In het tweede gedeelte kijken de leerlingen terug op hun verrichtingen in de periode voorafgaand aan de toets. Ze reflecteren op een aantal criteria voor ‘goed leren’. Ook vinden ze hier een gedetailleerde analyse van hun gemaakte toets. Deze bestaat uit de deelscores per onderwerp, maar ook op een aantal, vakspecifieke, thema’s. Voor mijn vak zijn dat de categorieën kwantitatieve vs. kwalitatieve opgave en productie vs. reproductie.

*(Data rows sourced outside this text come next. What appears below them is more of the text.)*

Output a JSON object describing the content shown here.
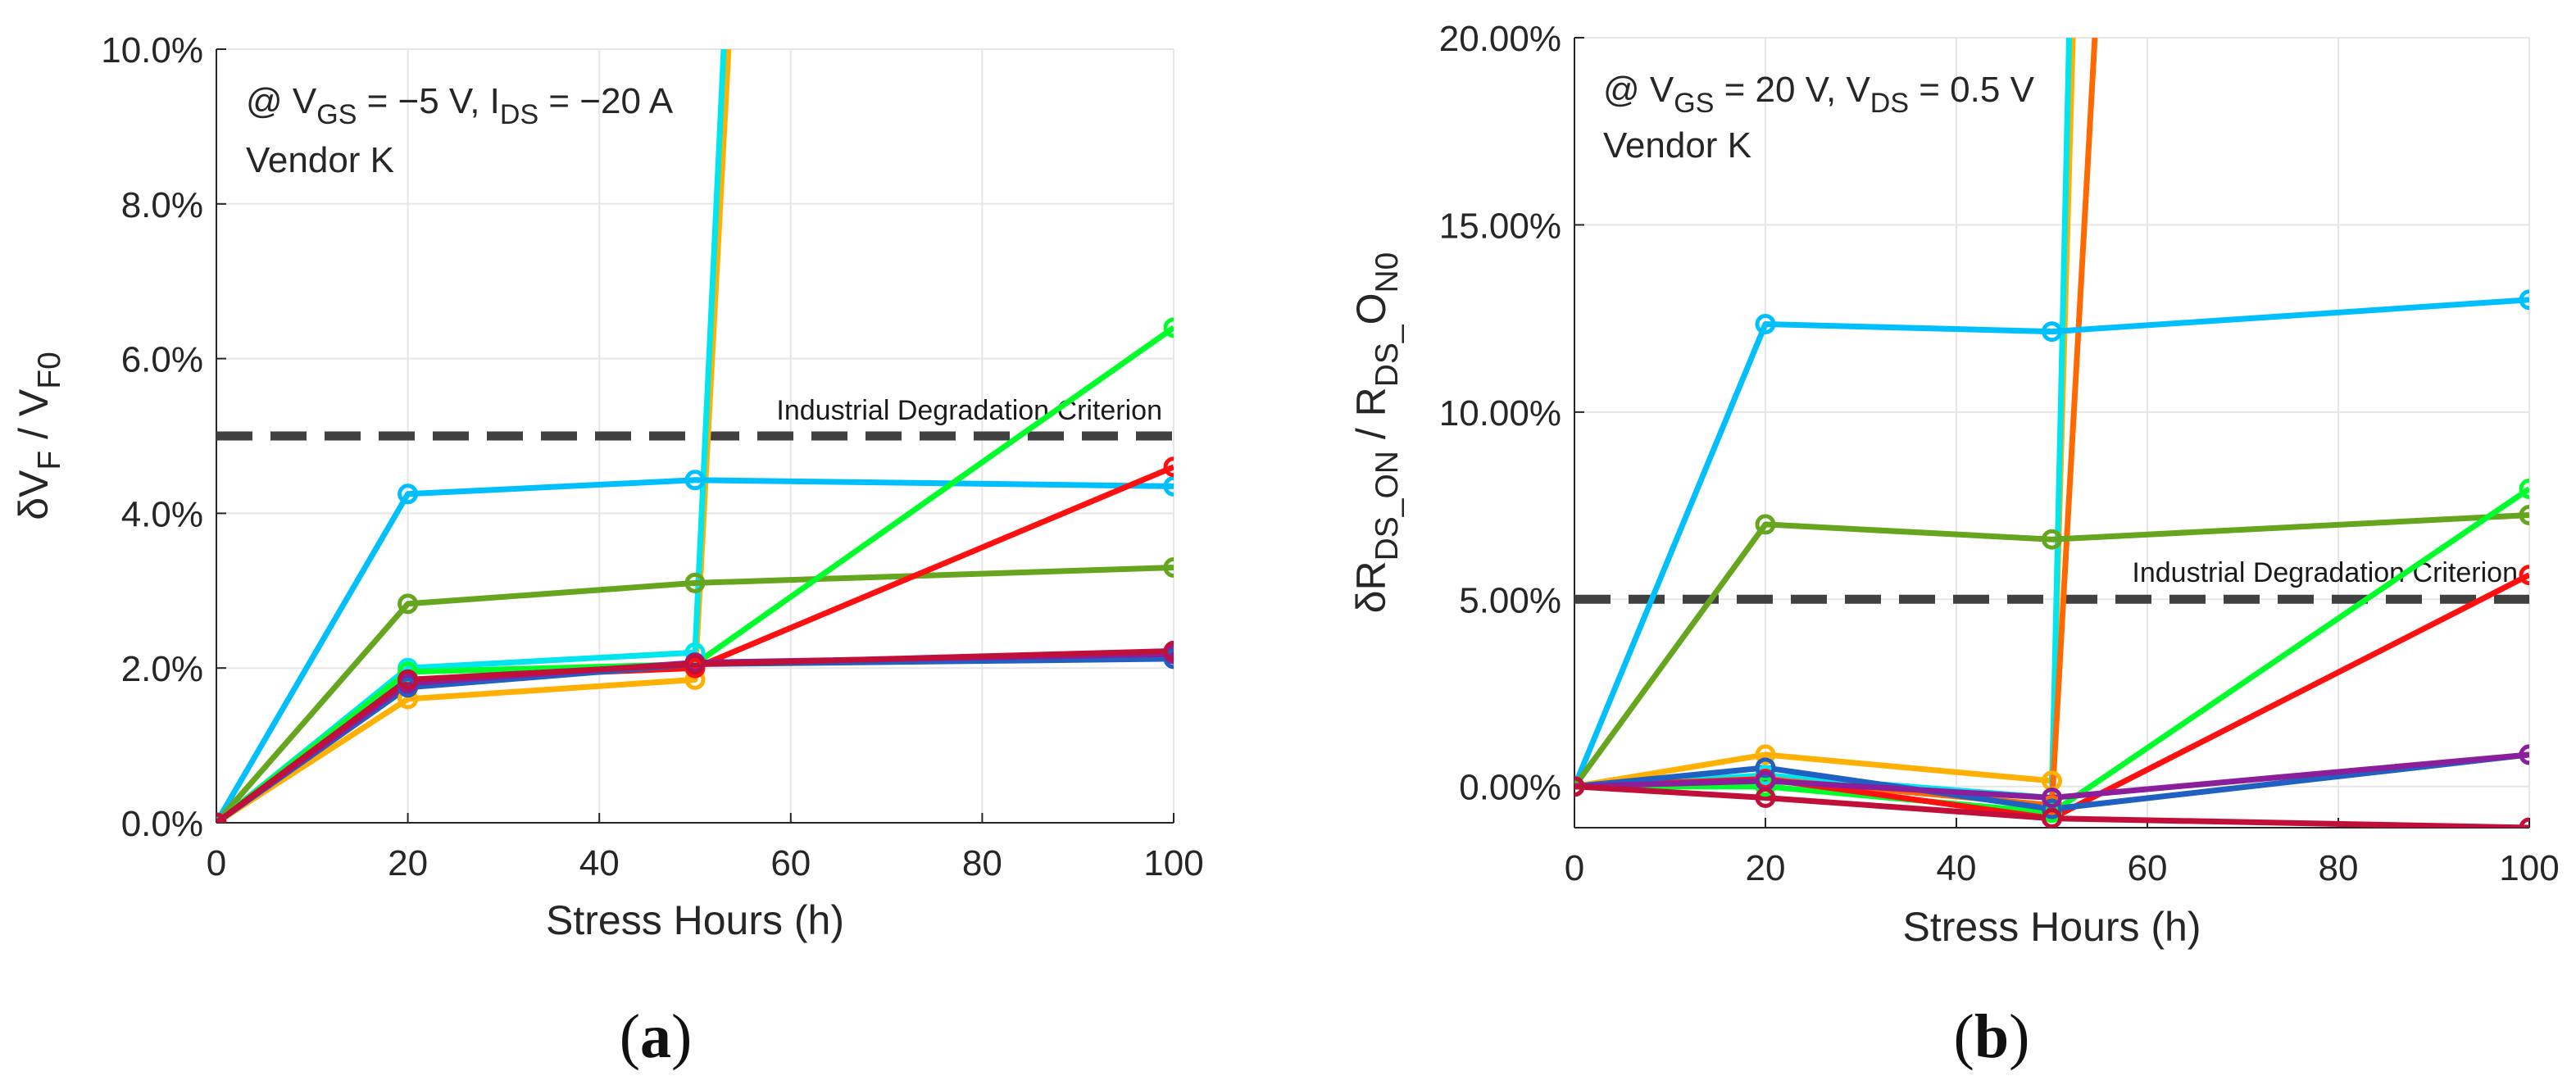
{
  "chart_data": [
    {
      "type": "line",
      "panel_label": "(a)",
      "xlabel": "Stress Hours (h)",
      "ylabel": {
        "parts": [
          {
            "t": "δV",
            "s": "n"
          },
          {
            "t": "F",
            "s": "sub"
          },
          {
            "t": " / V",
            "s": "n"
          },
          {
            "t": "F0",
            "s": "sub"
          }
        ]
      },
      "annotation_lines": [
        {
          "parts": [
            {
              "t": "@ V",
              "s": "n"
            },
            {
              "t": "GS",
              "s": "sub"
            },
            {
              "t": " = −5 V, I",
              "s": "n"
            },
            {
              "t": "DS",
              "s": "sub"
            },
            {
              "t": " = −20 A",
              "s": "n"
            }
          ]
        },
        {
          "parts": [
            {
              "t": "Vendor K",
              "s": "n"
            }
          ]
        }
      ],
      "xlim": [
        0,
        100
      ],
      "ylim": [
        0,
        10
      ],
      "xticks": [
        0,
        20,
        40,
        60,
        80,
        100
      ],
      "xtick_labels": [
        "0",
        "20",
        "40",
        "60",
        "80",
        "100"
      ],
      "yticks": [
        0,
        2,
        4,
        6,
        8,
        10
      ],
      "ytick_labels": [
        "0.0%",
        "2.0%",
        "4.0%",
        "6.0%",
        "8.0%",
        "10.0%"
      ],
      "grid": true,
      "threshold": {
        "y": 5,
        "label": "Industrial Degradation Criterion"
      },
      "series": [
        {
          "color": "#ffb000",
          "x": [
            0,
            20,
            50,
            53.5
          ],
          "y": [
            0,
            1.6,
            1.85,
            10
          ]
        },
        {
          "color": "#00e5ee",
          "x": [
            0,
            20,
            50,
            53
          ],
          "y": [
            0,
            2.0,
            2.2,
            10
          ]
        },
        {
          "color": "#00bfff",
          "x": [
            0,
            20,
            50,
            100
          ],
          "y": [
            0,
            4.25,
            4.43,
            4.35
          ]
        },
        {
          "color": "#66a61e",
          "x": [
            0,
            20,
            50,
            100
          ],
          "y": [
            0,
            2.83,
            3.1,
            3.3
          ]
        },
        {
          "color": "#00ff2a",
          "x": [
            0,
            20,
            50,
            100
          ],
          "y": [
            0,
            1.95,
            2.05,
            6.4
          ]
        },
        {
          "color": "#ff1010",
          "x": [
            0,
            20,
            50,
            100
          ],
          "y": [
            0,
            1.85,
            2.0,
            4.6
          ]
        },
        {
          "color": "#2060c0",
          "x": [
            0,
            20,
            50,
            100
          ],
          "y": [
            0,
            1.75,
            2.05,
            2.12
          ]
        },
        {
          "color": "#8b1f9b",
          "x": [
            0,
            20,
            50,
            100
          ],
          "y": [
            0,
            1.8,
            2.07,
            2.18
          ]
        },
        {
          "color": "#c0103a",
          "x": [
            0,
            20,
            50,
            100
          ],
          "y": [
            0,
            1.85,
            2.05,
            2.22
          ]
        }
      ]
    },
    {
      "type": "line",
      "panel_label": "(b)",
      "xlabel": "Stress Hours (h)",
      "ylabel": {
        "parts": [
          {
            "t": "δR",
            "s": "n"
          },
          {
            "t": "DS_ON",
            "s": "sub"
          },
          {
            "t": " / R",
            "s": "n"
          },
          {
            "t": "DS_",
            "s": "sub"
          },
          {
            "t": "O",
            "s": "n"
          },
          {
            "t": "N0",
            "s": "sub"
          }
        ]
      },
      "annotation_lines": [
        {
          "parts": [
            {
              "t": "@ V",
              "s": "n"
            },
            {
              "t": "GS",
              "s": "sub"
            },
            {
              "t": " = 20 V, V",
              "s": "n"
            },
            {
              "t": "DS",
              "s": "sub"
            },
            {
              "t": " = 0.5 V",
              "s": "n"
            }
          ]
        },
        {
          "parts": [
            {
              "t": "Vendor K",
              "s": "n"
            }
          ]
        }
      ],
      "xlim": [
        0,
        100
      ],
      "ylim": [
        -1.1,
        20
      ],
      "xticks": [
        0,
        20,
        40,
        60,
        80,
        100
      ],
      "xtick_labels": [
        "0",
        "20",
        "40",
        "60",
        "80",
        "100"
      ],
      "yticks": [
        0,
        5,
        10,
        15,
        20
      ],
      "ytick_labels": [
        "0.00%",
        "5.00%",
        "10.00%",
        "15.00%",
        "20.00%"
      ],
      "grid": true,
      "threshold": {
        "y": 5,
        "label": "Industrial Degradation Criterion"
      },
      "series": [
        {
          "color": "#ffb000",
          "x": [
            0,
            20,
            50,
            52.2
          ],
          "y": [
            0,
            0.85,
            0.15,
            20
          ]
        },
        {
          "color": "#00e5ee",
          "x": [
            0,
            20,
            50,
            51.8
          ],
          "y": [
            0,
            0.3,
            -0.3,
            20
          ]
        },
        {
          "color": "#ff6a00",
          "x": [
            0,
            20,
            50,
            54.5
          ],
          "y": [
            0,
            0.2,
            -0.5,
            20
          ]
        },
        {
          "color": "#00bfff",
          "x": [
            0,
            20,
            50,
            100
          ],
          "y": [
            0,
            12.35,
            12.15,
            13.0
          ]
        },
        {
          "color": "#66a61e",
          "x": [
            0,
            20,
            50,
            100
          ],
          "y": [
            0,
            7.0,
            6.6,
            7.25
          ]
        },
        {
          "color": "#00ff2a",
          "x": [
            0,
            20,
            50,
            100
          ],
          "y": [
            0,
            0.0,
            -0.7,
            7.95
          ]
        },
        {
          "color": "#ff1010",
          "x": [
            0,
            20,
            50,
            100
          ],
          "y": [
            0,
            0.2,
            -0.85,
            5.65
          ]
        },
        {
          "color": "#2060c0",
          "x": [
            0,
            20,
            50,
            100
          ],
          "y": [
            0,
            0.5,
            -0.6,
            0.85
          ]
        },
        {
          "color": "#8b1f9b",
          "x": [
            0,
            20,
            50,
            100
          ],
          "y": [
            0,
            0.15,
            -0.3,
            0.85
          ]
        },
        {
          "color": "#c0103a",
          "x": [
            0,
            20,
            50,
            100
          ],
          "y": [
            0,
            -0.3,
            -0.85,
            -1.1
          ]
        }
      ]
    }
  ]
}
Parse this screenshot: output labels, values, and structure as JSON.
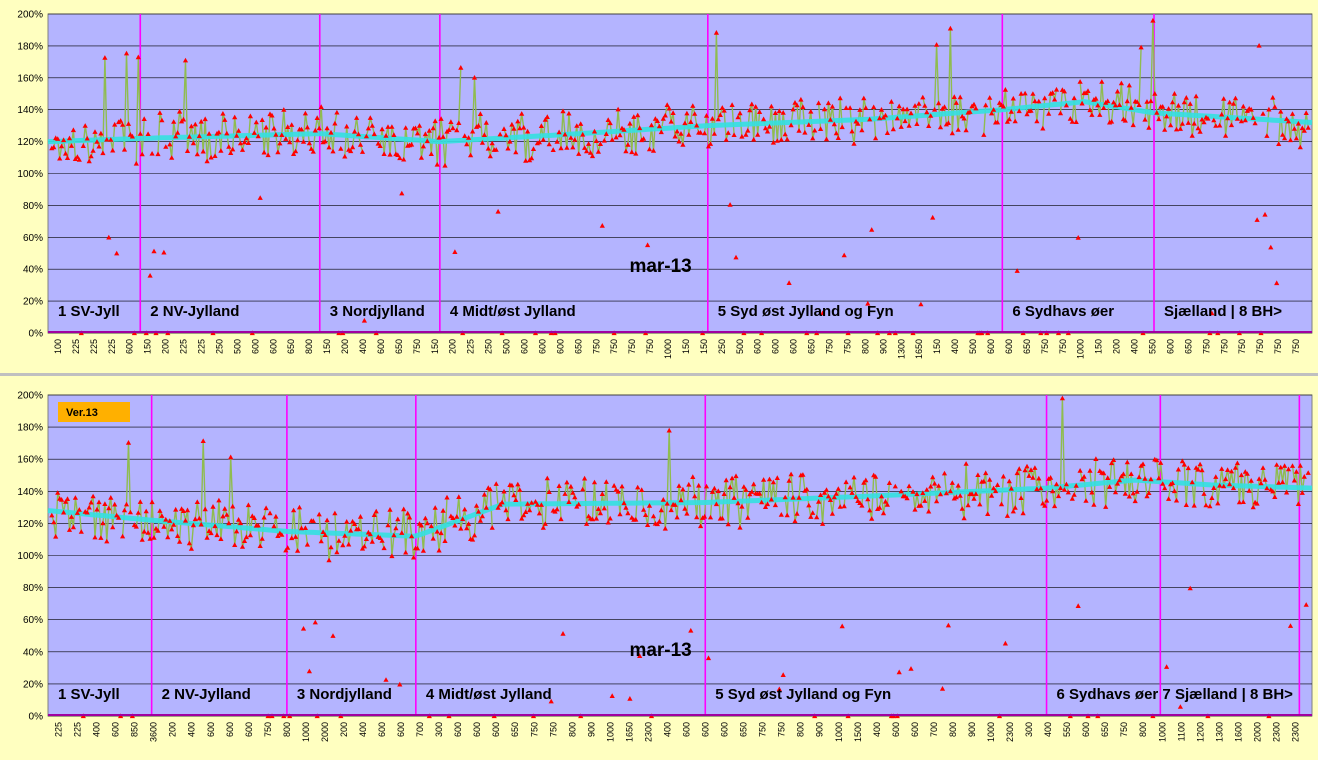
{
  "colors": {
    "background": "#ffffc0",
    "plot_area": "#b4b4ff",
    "gridline": "#000000",
    "divider": "#ff00ff",
    "series_line": "#8fbc50",
    "series_points": "#ff0000",
    "trend_line": "#33e0e0",
    "separator": "#c0c0c0",
    "badge": "#ffb000"
  },
  "chart_data": [
    {
      "type": "line",
      "month_label": "mar-13",
      "badge": "",
      "ylim": [
        0,
        2.0
      ],
      "yticks": [
        "0%",
        "20%",
        "40%",
        "60%",
        "80%",
        "100%",
        "120%",
        "140%",
        "160%",
        "180%",
        "200%"
      ],
      "xtick_labels": [
        "100",
        "225",
        "225",
        "225",
        "600",
        "150",
        "200",
        "225",
        "225",
        "250",
        "500",
        "600",
        "600",
        "650",
        "800",
        "150",
        "200",
        "400",
        "600",
        "650",
        "750",
        "150",
        "200",
        "225",
        "250",
        "500",
        "600",
        "600",
        "600",
        "650",
        "750",
        "750",
        "750",
        "750",
        "1000",
        "150",
        "150",
        "250",
        "500",
        "600",
        "600",
        "600",
        "650",
        "750",
        "750",
        "800",
        "900",
        "1300",
        "1650",
        "150",
        "400",
        "500",
        "600",
        "600",
        "650",
        "750",
        "750",
        "1000",
        "150",
        "200",
        "400",
        "550",
        "600",
        "650",
        "750",
        "750",
        "750",
        "750",
        "750",
        "750"
      ],
      "regions": [
        {
          "label": "1 SV-Jyll",
          "start": 0.0,
          "end": 0.073
        },
        {
          "label": "2 NV-Jylland",
          "start": 0.073,
          "end": 0.215
        },
        {
          "label": "3 Nordjylland",
          "start": 0.215,
          "end": 0.31
        },
        {
          "label": "4 Midt/øst Jylland",
          "start": 0.31,
          "end": 0.522
        },
        {
          "label": "5 Syd øst Jylland og Fyn",
          "start": 0.522,
          "end": 0.755
        },
        {
          "label": "6 Sydhavs øer",
          "start": 0.755,
          "end": 0.875
        },
        {
          "label": "Sjælland | 8 BH>",
          "start": 0.875,
          "end": 1.0
        }
      ],
      "trend": [
        {
          "x": 0.0,
          "y": 1.2
        },
        {
          "x": 0.073,
          "y": 1.22
        },
        {
          "x": 0.215,
          "y": 1.25
        },
        {
          "x": 0.31,
          "y": 1.2
        },
        {
          "x": 0.4,
          "y": 1.24
        },
        {
          "x": 0.522,
          "y": 1.3
        },
        {
          "x": 0.65,
          "y": 1.34
        },
        {
          "x": 0.755,
          "y": 1.4
        },
        {
          "x": 0.82,
          "y": 1.45
        },
        {
          "x": 0.875,
          "y": 1.38
        },
        {
          "x": 1.0,
          "y": 1.32
        }
      ],
      "series_spec": {
        "n": 640,
        "seed": 17,
        "noise": 0.13,
        "outlier_rate": 0.05,
        "zero_rate": 0.055
      }
    },
    {
      "type": "line",
      "month_label": "mar-13",
      "badge": "Ver.13",
      "ylim": [
        0,
        2.0
      ],
      "yticks": [
        "0%",
        "20%",
        "40%",
        "60%",
        "80%",
        "100%",
        "120%",
        "140%",
        "160%",
        "180%",
        "200%"
      ],
      "xtick_labels": [
        "225",
        "225",
        "400",
        "600",
        "850",
        "3600",
        "200",
        "400",
        "600",
        "600",
        "600",
        "750",
        "800",
        "1000",
        "2000",
        "200",
        "400",
        "600",
        "600",
        "700",
        "300",
        "600",
        "600",
        "600",
        "650",
        "750",
        "750",
        "800",
        "900",
        "1000",
        "1650",
        "2300",
        "400",
        "600",
        "600",
        "600",
        "650",
        "750",
        "750",
        "800",
        "900",
        "1000",
        "1500",
        "400",
        "600",
        "600",
        "700",
        "800",
        "900",
        "1000",
        "2300",
        "300",
        "400",
        "550",
        "600",
        "650",
        "750",
        "800",
        "1000",
        "1100",
        "1200",
        "1300",
        "1600",
        "2000",
        "2300",
        "2300"
      ],
      "regions": [
        {
          "label": "1 SV-Jyll",
          "start": 0.0,
          "end": 0.082
        },
        {
          "label": "2 NV-Jylland",
          "start": 0.082,
          "end": 0.189
        },
        {
          "label": "3 Nordjylland",
          "start": 0.189,
          "end": 0.291
        },
        {
          "label": "4 Midt/øst Jylland",
          "start": 0.291,
          "end": 0.52
        },
        {
          "label": "5 Syd øst Jylland og Fyn",
          "start": 0.52,
          "end": 0.79
        },
        {
          "label": "6 Sydhavs øer 7 Sjælland | 8 BH>",
          "start": 0.79,
          "end": 1.0
        }
      ],
      "extra_dividers": [
        0.88,
        0.99
      ],
      "trend": [
        {
          "x": 0.0,
          "y": 1.28
        },
        {
          "x": 0.082,
          "y": 1.22
        },
        {
          "x": 0.189,
          "y": 1.15
        },
        {
          "x": 0.291,
          "y": 1.12
        },
        {
          "x": 0.36,
          "y": 1.32
        },
        {
          "x": 0.52,
          "y": 1.33
        },
        {
          "x": 0.65,
          "y": 1.37
        },
        {
          "x": 0.79,
          "y": 1.42
        },
        {
          "x": 0.86,
          "y": 1.47
        },
        {
          "x": 0.92,
          "y": 1.44
        },
        {
          "x": 1.0,
          "y": 1.42
        }
      ],
      "series_spec": {
        "n": 640,
        "seed": 41,
        "noise": 0.14,
        "outlier_rate": 0.04,
        "zero_rate": 0.04
      }
    }
  ]
}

Vanuit de evaluatie in de eerste twee stappen kan een leerling al waardevolle inzichten verkrijgen. In het derde deel van het document worden deze inzichten, samen met de conclusies van eerdere reflecties, als input gebruikt om te komen tot een verbeterde leerstrategie in de toekomst. Er worden vier vragen gesteld:
Toetsevaluatie?: Zie je veel voorkomende fouten? Zie je verrassende resultaten in de deelscores? (bijvoorbeeld hoge score bij de kwalitatieve opgaven, maar een lage bij de kwantitatieve).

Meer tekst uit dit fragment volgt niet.